In terms of methodology to simulate the impact of recommendations on improving access to maternal health, a similar approach could be used. First, relevant recommendations for improving access to maternal health would need to be identified. These recommendations could include interventions such as increasing the number of skilled birth attendants, improving access to prenatal care, implementing community-based health programs, or enhancing transportation infrastructure to facilitate access to healthcare facilities.

Once the recommendations are identified, data would need to be collected to assess the current status of maternal health access in the target population. This could involve conducting surveys, interviews, or reviewing existing data sources. The data collected would include information on factors such as the availability and quality of healthcare facilities, transportation infrastructure, education levels, and socioeconomic status of the population.

Next, a simulation model would be developed to estimate the potential impact of the recommendations on improving access to maternal health. The model would take into account the specific context of the target population and the identified recommendations. It would simulate the potential changes in access to maternal health services based on the implementation of the recommendations.

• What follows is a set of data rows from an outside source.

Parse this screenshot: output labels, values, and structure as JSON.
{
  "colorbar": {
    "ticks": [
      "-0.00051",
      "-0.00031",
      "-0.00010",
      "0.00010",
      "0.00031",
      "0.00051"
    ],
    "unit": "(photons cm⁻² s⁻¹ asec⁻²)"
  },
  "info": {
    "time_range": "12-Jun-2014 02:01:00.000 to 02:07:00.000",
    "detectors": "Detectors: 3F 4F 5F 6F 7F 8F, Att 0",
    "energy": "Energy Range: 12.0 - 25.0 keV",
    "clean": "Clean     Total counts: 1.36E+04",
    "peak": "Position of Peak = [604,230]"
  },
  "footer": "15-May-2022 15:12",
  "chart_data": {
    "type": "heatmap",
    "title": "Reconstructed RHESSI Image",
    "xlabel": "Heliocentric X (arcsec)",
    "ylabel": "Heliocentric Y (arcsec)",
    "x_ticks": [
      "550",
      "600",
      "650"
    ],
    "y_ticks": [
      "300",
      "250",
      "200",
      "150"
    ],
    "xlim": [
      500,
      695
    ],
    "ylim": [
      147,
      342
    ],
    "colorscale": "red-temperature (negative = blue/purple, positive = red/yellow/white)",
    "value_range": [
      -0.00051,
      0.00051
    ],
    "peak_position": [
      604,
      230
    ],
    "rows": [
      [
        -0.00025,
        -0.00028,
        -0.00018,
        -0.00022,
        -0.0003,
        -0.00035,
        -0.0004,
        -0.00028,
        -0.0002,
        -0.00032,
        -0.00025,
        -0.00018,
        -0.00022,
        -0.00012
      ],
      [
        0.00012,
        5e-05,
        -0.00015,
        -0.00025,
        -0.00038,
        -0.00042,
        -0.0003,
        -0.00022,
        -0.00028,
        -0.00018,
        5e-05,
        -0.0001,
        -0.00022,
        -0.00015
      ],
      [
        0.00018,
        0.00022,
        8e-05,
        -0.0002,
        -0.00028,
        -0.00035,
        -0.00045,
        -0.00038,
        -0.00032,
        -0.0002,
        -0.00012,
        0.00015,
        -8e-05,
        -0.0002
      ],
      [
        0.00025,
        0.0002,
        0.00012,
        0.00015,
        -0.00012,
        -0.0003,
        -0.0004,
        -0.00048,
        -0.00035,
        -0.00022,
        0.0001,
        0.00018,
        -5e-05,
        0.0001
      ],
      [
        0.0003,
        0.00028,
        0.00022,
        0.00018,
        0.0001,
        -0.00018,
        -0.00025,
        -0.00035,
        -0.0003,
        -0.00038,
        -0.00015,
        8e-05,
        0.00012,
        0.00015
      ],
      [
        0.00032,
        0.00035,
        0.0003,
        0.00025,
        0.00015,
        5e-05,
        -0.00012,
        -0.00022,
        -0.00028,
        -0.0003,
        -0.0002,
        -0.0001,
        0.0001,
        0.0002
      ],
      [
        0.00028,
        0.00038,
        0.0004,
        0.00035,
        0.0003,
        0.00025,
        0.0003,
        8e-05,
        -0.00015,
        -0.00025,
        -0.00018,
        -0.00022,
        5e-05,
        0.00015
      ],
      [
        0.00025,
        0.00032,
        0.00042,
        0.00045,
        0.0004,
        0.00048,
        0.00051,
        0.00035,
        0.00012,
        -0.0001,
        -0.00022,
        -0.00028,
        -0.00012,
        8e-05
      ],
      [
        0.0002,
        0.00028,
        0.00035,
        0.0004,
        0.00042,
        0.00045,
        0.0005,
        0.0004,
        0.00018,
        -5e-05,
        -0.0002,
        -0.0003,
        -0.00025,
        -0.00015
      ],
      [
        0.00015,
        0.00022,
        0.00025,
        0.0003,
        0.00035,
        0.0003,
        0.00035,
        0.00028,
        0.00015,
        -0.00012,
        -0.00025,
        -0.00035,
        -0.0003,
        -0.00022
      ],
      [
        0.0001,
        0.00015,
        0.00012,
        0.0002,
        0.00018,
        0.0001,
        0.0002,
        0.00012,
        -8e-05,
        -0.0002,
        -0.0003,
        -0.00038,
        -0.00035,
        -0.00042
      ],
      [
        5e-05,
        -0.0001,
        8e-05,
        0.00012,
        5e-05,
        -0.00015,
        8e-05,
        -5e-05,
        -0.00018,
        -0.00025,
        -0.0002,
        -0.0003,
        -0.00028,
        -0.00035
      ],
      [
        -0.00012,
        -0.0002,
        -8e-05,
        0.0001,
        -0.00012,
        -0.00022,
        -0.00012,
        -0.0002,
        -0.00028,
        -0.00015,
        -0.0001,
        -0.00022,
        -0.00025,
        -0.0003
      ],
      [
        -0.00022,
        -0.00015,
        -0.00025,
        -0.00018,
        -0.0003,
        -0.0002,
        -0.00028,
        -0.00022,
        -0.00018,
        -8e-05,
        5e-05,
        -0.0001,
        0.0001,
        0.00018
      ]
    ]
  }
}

The simulation model could use various statistical and mathematical techniques to estimate the impact. For example, regression analysis could be used to assess the relationship between different factors (e.g., education levels, socioeconomic status) and access to maternal health services. The model could also incorporate geographic information systems (GIS) to analyze the spatial distribution of healthcare facilities and transportation infrastructure.

Finally, the simulation model would generate estimates of the potential improvements in access to maternal health services based on the implementation of the recommendations. These estimates could be used to inform decision-making and prioritize interventions to improve maternal health access.

Overall, the methodology to simulate the impact of recommendations on improving access to maternal health would involve identifying relevant recommendations, collecting data on the current status of maternal health access, developing a simulation model, and generating estimates of the potential improvements in access.